Perché il Covid-19 è stato più letale in alcune zone, come la Val Seriana in Italia, piuttosto che in altre? La risposta a questa domanda è arrivata dallo studio ‘Origin’, presentato dall’Istituto Mario Negri: tutta colpa di un gene ereditato dall’uomo di Neanderthal che risale a 50 milioni di anni fa. Pubblicato sulla rivista iScience, ha dimostrato che una regione del genoma umano si associava in modo più elevato con il rischio di ammalarsi di Covid-19 e in forma grave nei residenti in quelle aree più colpite dalla pandemia.
Il legame tra Covid e uomo di Neanderthal: cosa hanno scoperto i ricercatori
La ricerca ha coinvolto l’intera comunità e 9.733 persone di Bergamo e provincia, che hanno compilato un questionario sulla loro storia clinica e familiare riferita al Covid-19. Il 92% dei partecipanti che avevano avuto il Covid si era infettato prima di maggio 2020. Tra questi, 12 avevano avvertito i sintomi già prima che scoppiasse la pandemia, tra novembre e dicembre 2019.
Il professore Giuseppe Remuzzi, direttore dell’Istituto Mario Negri, ha spiegato che analizzando i dati hanno trovato un gruppo di varianti genetiche
che si ereditano tutte insieme e abbiamo visto che un aplotipo – quello dei Neanderthal – sopravanzava tutti gli altri in termini di rischio della malattia. E’ in assoluto il più convincente.
Lo studio è stato condotto su pazienti selezionati tutti uguali: 400 con malattia grave, 400 lieve e 400 che non hanno contratto il virus. Il 30% delle persone che si erano ammalate in modo grave ha l’aplotipo di rischio. Una percentuale scesa al 20% nel gruppo di chi si era ammalato meno gravemente e al 15% tra chi non aveva avuto nulla.
Il professore ha poi spiegato:
La cosa sensazionale è che 3 dei 6 geni che si associano a questo rischio sono arrivati alla popolazione moderna dai Neanderthal, in particolare dal genoma di Vindija che risale a 50mila anni fa ed è stato trovato in Croazia. Una volta forse proteggeva i Neanderthal dalle infezioni, adesso però causa un eccesso di risposta immune, che non solo non ci protegge ma ci espone a una malattia più severa.

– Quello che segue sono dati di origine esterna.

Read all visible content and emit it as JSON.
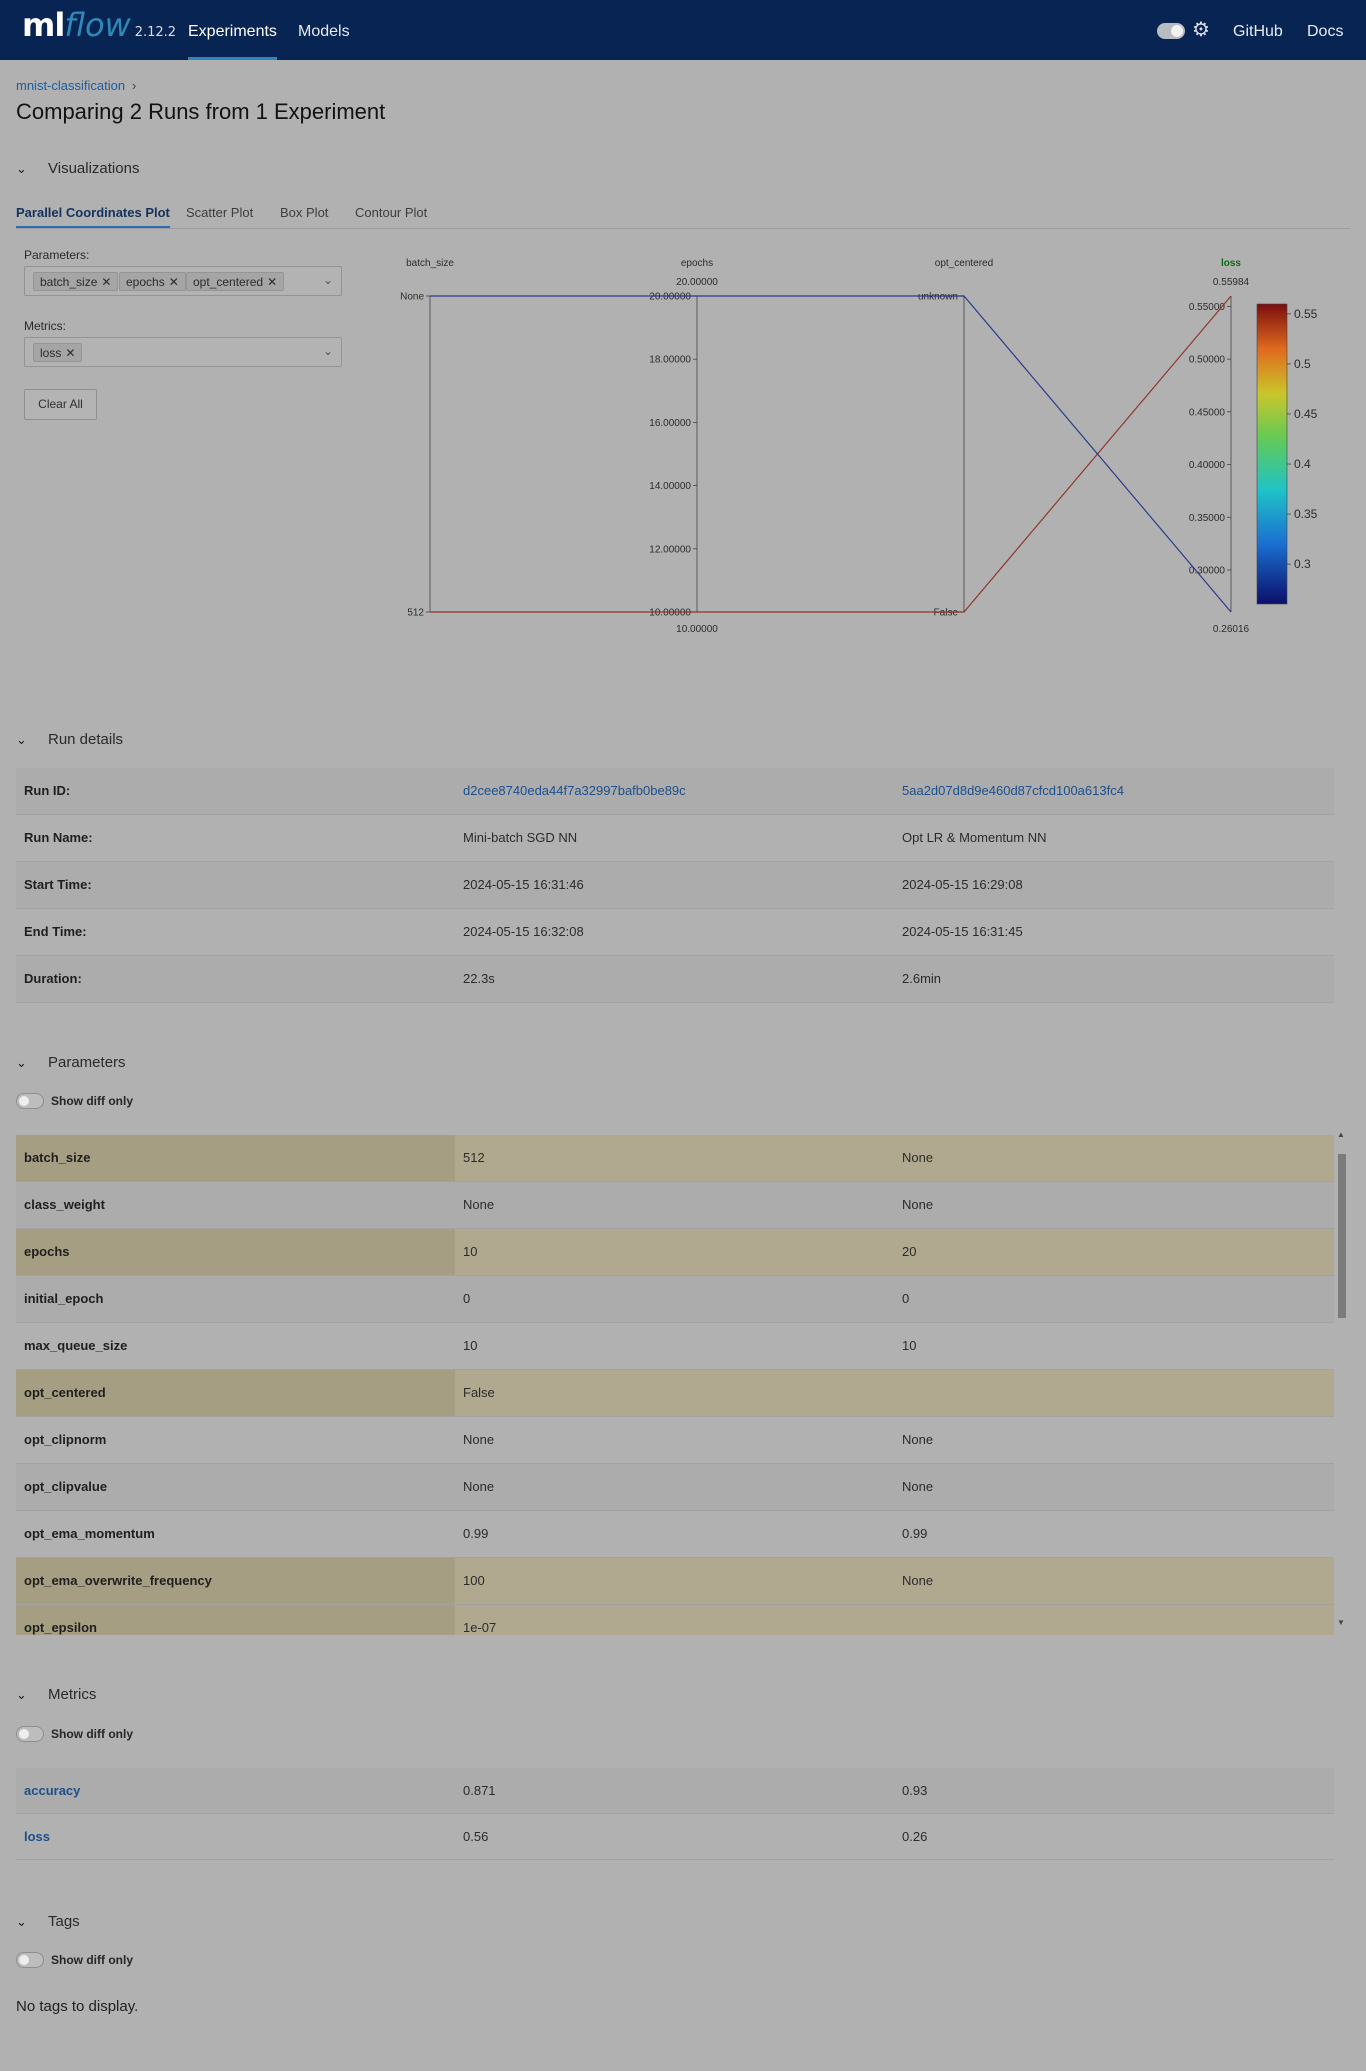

Le vittime del cromosoma di Neanderthal nel mondo sono forse un milione e potrebbero essere proprio quelle che, in assenza di altre cause, muoiono per una predisposizione genetica.
I dati
Stando alla ricerca, le persone che avevano avuto Covid-19 severo avevano anche parenti di primo grado morti a causa del Covid con maggiore frequenza, rispetto ai partecipanti con Covid-19 lieve, oppure che non si erano infettati. Un dato che quindi ha sottolineato il contributo genetico alla malattia.
I campioni di Dna sono stati analizzati mediante un Dna microarray, una tecnologia in grado di leggere centinaia di migliaia di variazioni (polimorfismi) su tutto il genoma, che ha permesso di analizzare per ogni partecipante circa 9 milioni di varianti genetiche e di rilevare la regione del Dna responsabile delle diverse manifestazioni della malattia.
In questa regione, circa il 7% della popolazione italiana ha una serie di variazioni di nucleotidi- ossia le singole componenti della catena del DNA-che vengono ereditati insieme e formano un aplotipo, ovvero l’insieme di queste variazioni.
“Persone con i geni di Neanderthal avevano rischio doppio di sviluppare il Covid grave”
Marina Noris, responsabile del Centro di genetica umana dell’istituto Mario Negri, ha evidenziato come che chi ha contratto il virus ed è portatore dell’aplotipo di Neanderthal avesse più del doppio del rischio di sviluppare una forma grave di Covid, con pomonite; e quasi tre volte in più di aver bisogno di terapia intensiva. Nonché un rischio ancora più elevato di dover ricorrere alla ventilazione meccanica rispetto agli altri soggetti.
Questa suscettibilità è collegata alla presenza di tre dei sei geni di questa regione, che si trovano sul cromosoma 3. Sono i geni CCR9 e CXCR6, che richiamano i globuli bianchi e causano infiammazione durante le infezioni; e il gene LZTFL1, che regola lo sviluppo e la funzione delle cellule epiteliali nelle vie respiratorie, intervenendo quindi nelle diverse manifestazioni della malattia. Non è chiaro, sottolinea Marina Noris, di quale gene giochi il ruolo più importante.
Lo studio ha inoltre identificato altre 17 nuove regioni genomiche, di cui 10 potenzialmente associate a malattia severa e 7 potenzialmente associate al rischio di contrarre l’infezione.
Un grande risultato raggiunto grazie alla collaborazione di tutta la comunità.